Russians Bid To Farewell To Gorbachev, But Without Putin
Last Soviet leader Mikhail Gorbachev will be laid to rest Saturday in a Moscow ceremony, but without the fanfare of a state funeral and with the glaring absence of President Vladimir Putin.
With Russia isolated by its military campaign in Ukraine, no foreign leaders are expected to attend what will be a relatively low-key affair to remember one of the great political figures of the 20th century.
Gorbachev -- affectionately known in the West as Gorby -- died on Tuesday at the age of 91 following a "serious and long illness", the hospital where he was treated said.
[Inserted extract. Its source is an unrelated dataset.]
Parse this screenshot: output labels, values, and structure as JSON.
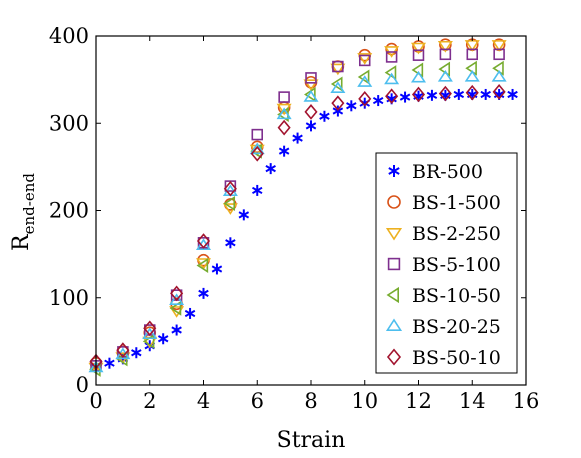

In power between 1985 and 1991, Gorbachev sought to transform the Soviet Union with democratic reforms, but also eventually triggered its demise.
In Russia, many blame him for letting go of the Soviet empire and with it the country's position as a global power.
But in the West, Gorbachev is viewed as the man who ended the Cold War and lifted the Iron Curtain -- achievements recognised by a Nobel Peace Prize in 1990.
Gorbachev championed freedom and democratic reform, seeking closer ties with Western nations, a legacy that critics say Putin has dismantled during his more than two decades in power.
There will be no national day of mourning for Gorbachev -- customary on the death of Soviet and Russian leaders -- and the ceremony will have only "elements" of a state funeral such as an honour guard, according to the Kremlin.
Gorbachev will lay in state at the Hall of Columns inside a historic building in central Moscow, traditionally used for the funerals of high officials including Joseph Stalin in 1953.
The ceremony is scheduled to start at 0700 GMT and will be open to the public, according to The Gorbachev Foundation.
He will be buried the same day at Moscow's prestigious Novodevichy Cemetery next to his wife Raisa, who died prematurely from cancer in 1999.
While it has not been announced who will attend the funeral, the Kremlin has said that Putin will be absent due to scheduling issues.
Shortly after the announcement on Thursday, state TV broadcast images of Putin, alone, laying a bouquet of red roses near Gorbachev's open casket at the hospital where he died.
Putin's planned absence from the funeral is a sign of Gorbachev's controversial legacy in Russia, where the reaction to his death was in stark contrast to in the West.
After his death, tributes poured in from Western capitals, where Gorbachev is remembered for allowing countries in Eastern Europe to free themselves from Soviet rule and for signing a landmark nuclear arms reduction pact with the United States.
Germany announced that flags would fly at half-mast in Berlin on Saturday in memory of Gorbachev, who held back Soviet troops as the Berlin Wall fell in 1989.
In Russia, Gorbachev's steps towards peace have been overshadowed by the economic troubles that followed the fall of the Soviet Union. Putin has described its demise as the greatest geopolitical catastrophe of the past century.
But even Gorbachev's successor, Boris Yeltsin, who became the first president of modern Russia and led the country through years of painful transition to a market economy, was honoured with a state funeral and day of mourning when he died in 2007.
Both Putin and Gorbachev were in attendance.